Ganz ehrlich: Soo tief wollte ich dann doch nicht mehr einsteigen. Dafür habe ich schlicht keiner Zeit ….

2 „Gefällt mir“

Das war die Erklärung:

Statt sich zu beteiligen an Unternehmen könne der Staat auch Steuern einnehmen und das Geld für die Beteiligungen anderweitig investieren.
Teile ich grundsätzlich. Allerdings kann eine Aktienrente weltweit investieren und damit das System resilienter machen.
Im gleichen Atemzug könnte man dann auch fragen, ob der Staat noch Subventionen verteilen sollte, oder besser in Zukunft nur noch Beteiligungen kauft. Konnten sie das Unternehmen nicht retten, ist das Geld in beiden Fällen weg. Kurbeln sie den Umsatz an, muss der Staat sich das Geld nicht über unbeliebte Steuern zurückholen, sondern wird direkt am Gewinn beteiligt.
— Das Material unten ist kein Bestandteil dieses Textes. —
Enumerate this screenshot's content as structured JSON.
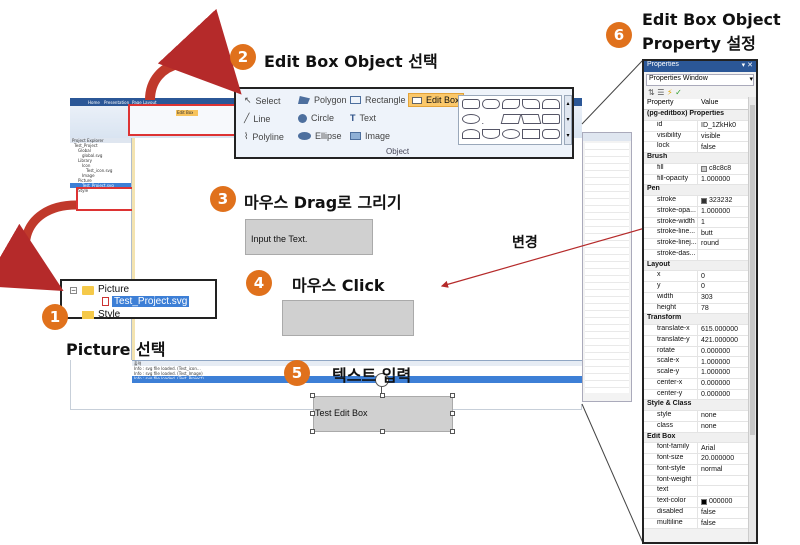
{
  "callouts": {
    "step1": {
      "num": "1",
      "title": "Picture 선택"
    },
    "step2": {
      "num": "2",
      "title": "Edit Box Object 선택"
    },
    "step3": {
      "num": "3",
      "title": "마우스 Drag로 그리기"
    },
    "step4": {
      "num": "4",
      "title": "마우스 Click"
    },
    "step5": {
      "num": "5",
      "title": "텍스트 입력"
    },
    "step6": {
      "num": "6",
      "title_line1": "Edit Box Object",
      "title_line2": "Property 설정"
    },
    "change_label": "변경"
  },
  "ribbon_zoom": {
    "items": {
      "select": "Select",
      "line": "Line",
      "polyline": "Polyline",
      "polygon": "Polygon",
      "circle": "Circle",
      "ellipse": "Ellipse",
      "rectangle": "Rectangle",
      "text": "Text",
      "image": "Image",
      "edit_box": "Edit Box"
    },
    "group_label": "Object"
  },
  "mini_app": {
    "tabs": [
      "Home",
      "Presentation",
      "Page Layout"
    ],
    "edit_box_tab": "Edit Box",
    "tree_header": "Project Explorer",
    "tree_items": [
      "Test_Project",
      "Global",
      "global.svg",
      "Library",
      "Icon",
      "Test_icon.svg",
      "Image",
      "Picture",
      "Test_Project.svg",
      "Style"
    ],
    "output_lines": [
      "Info : svg file loaded. (Test_icon...",
      "Info : svg file loaded. (Test_Image)",
      "Info : svg file loaded. (Test_Project)"
    ],
    "output_label": "출력"
  },
  "tree_zoom": {
    "folder_label": "Picture",
    "file_label": "Test_Project.svg",
    "style_label": "Style"
  },
  "canvas": {
    "drag_box_text": "Input the Text.",
    "test_box_text": "Test Edit Box"
  },
  "properties": {
    "window_title": "Properties",
    "dropdown": "Properties Window",
    "col_property": "Property",
    "col_value": "Value",
    "rows": [
      {
        "cat": "(pg-editbox) Properties"
      },
      {
        "k": "id",
        "v": "ID_1ZkHk0"
      },
      {
        "k": "visibility",
        "v": "visible"
      },
      {
        "k": "lock",
        "v": "false"
      },
      {
        "cat": "Brush"
      },
      {
        "k": "fill",
        "v": "c8c8c8",
        "swatch": "#c8c8c8"
      },
      {
        "k": "fill-opacity",
        "v": "1.000000"
      },
      {
        "cat": "Pen"
      },
      {
        "k": "stroke",
        "v": "323232",
        "swatch": "#323232"
      },
      {
        "k": "stroke-opa...",
        "v": "1.000000"
      },
      {
        "k": "stroke-width",
        "v": "1"
      },
      {
        "k": "stroke-line...",
        "v": "butt"
      },
      {
        "k": "stroke-linej...",
        "v": "round"
      },
      {
        "k": "stroke-das...",
        "v": ""
      },
      {
        "cat": "Layout"
      },
      {
        "k": "x",
        "v": "0"
      },
      {
        "k": "y",
        "v": "0"
      },
      {
        "k": "width",
        "v": "303"
      },
      {
        "k": "height",
        "v": "78"
      },
      {
        "cat": "Transform"
      },
      {
        "k": "translate-x",
        "v": "615.000000"
      },
      {
        "k": "translate-y",
        "v": "421.000000"
      },
      {
        "k": "rotate",
        "v": "0.000000"
      },
      {
        "k": "scale-x",
        "v": "1.000000"
      },
      {
        "k": "scale-y",
        "v": "1.000000"
      },
      {
        "k": "center-x",
        "v": "0.000000"
      },
      {
        "k": "center-y",
        "v": "0.000000"
      },
      {
        "cat": "Style & Class"
      },
      {
        "k": "style",
        "v": "none"
      },
      {
        "k": "class",
        "v": "none"
      },
      {
        "cat": "Edit Box"
      },
      {
        "k": "font-family",
        "v": "Arial"
      },
      {
        "k": "font-size",
        "v": "20.000000"
      },
      {
        "k": "font-style",
        "v": "normal"
      },
      {
        "k": "font-weight",
        "v": ""
      },
      {
        "k": "text",
        "v": ""
      },
      {
        "k": "text-color",
        "v": "000000",
        "swatch": "#000000"
      },
      {
        "k": "disabled",
        "v": "false"
      },
      {
        "k": "multiline",
        "v": "false"
      }
    ]
  },
  "colors": {
    "callout": "#e0711c",
    "arrow": "#b52a2a",
    "edit_box_fill": "#c8c8c8"
  }
}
Das wurde aus einem anderen Thread verschoben.
Edit:
Aus einem Beitrag weiter oben

Der Therad ist in einem anderen entstanden und hat dann einen eigenen bekommen, ich glaube daher wirken die ersten Posts noch etwas verwirrend.

Die Frage ist ob die sog. Aktienrente, über die politisch Nachgedacht wird um die Umlagefinanzierte zu stützen, nicht ökonomisch einer zusätzlichen Steuer sehr gleich kommt. Außerdem habe ich gefragt warum die Option „Steuer“ immer als Teufelszeug und schädlich gilt, die „Aktienrente“ jedoch nicht. Obwohl doch in beiden Fällen Unternehmensgewinne umverteilt werden sollen.

Das Argument verstehe ich nicht ganz. Zunächst fehlt mir für die Behauptung mit der Konzentration in Immobilienkonzernen Kontext. Zweitens wird da aus meiner Sicht keine Abhängigkeit “erhöht” im negativen Sinne. Moderne Gesellschaften in den kapitalistischen Demokratien sind so oder so von Kapital- und Finanzmärkten abhängig. Durch die Investition kann man aber mit partizipieren, einschließlich mittelbarer Mitsprache und unmittelbarer Erträge.

1 „Gefällt mir“

Der Titel bezieht sich auf den ersten Beitrag von FaxVerweigerer404 vom 6.1. Warum die beiden Posts von sereksim davor mit in den neuen Thread verschoben wurden, weiß ich nicht. Wirkt in der Tat verwirrend

Exakt. Mir ging es gar nicht um einen detaillierten Vergleich verschiedener Rentensysteme. Im Kontext des Threads aus dem diese Diskussion hier ausgelagert wurde war es nur ein Beispiel für den Unterschied zwischen grundlegenden Änderungen und Symptombekämpfung, am Beispiel des deutschen Rentensystems und der Aktienrente.

Was man ja auch als Problem sehen kann.

Die Mitsprachemöglichkeiten bleiben bei den Fondsmanagern, nicht bei den einzelnen Sparenden. Die Erträge sind natürlich das Ziel, weshalb ich auch geschrieben habe, dass die Aktienrente grundsätzlich funktioniert. Das heißt ja aber nicht, dass es nicht trotzdem auch Probleme gibt.

1 „Gefällt mir“

Dieses Thema wurde nach 3 Tagen automatisch geschlossen. Es sind keine neuen Antworten mehr erlaubt.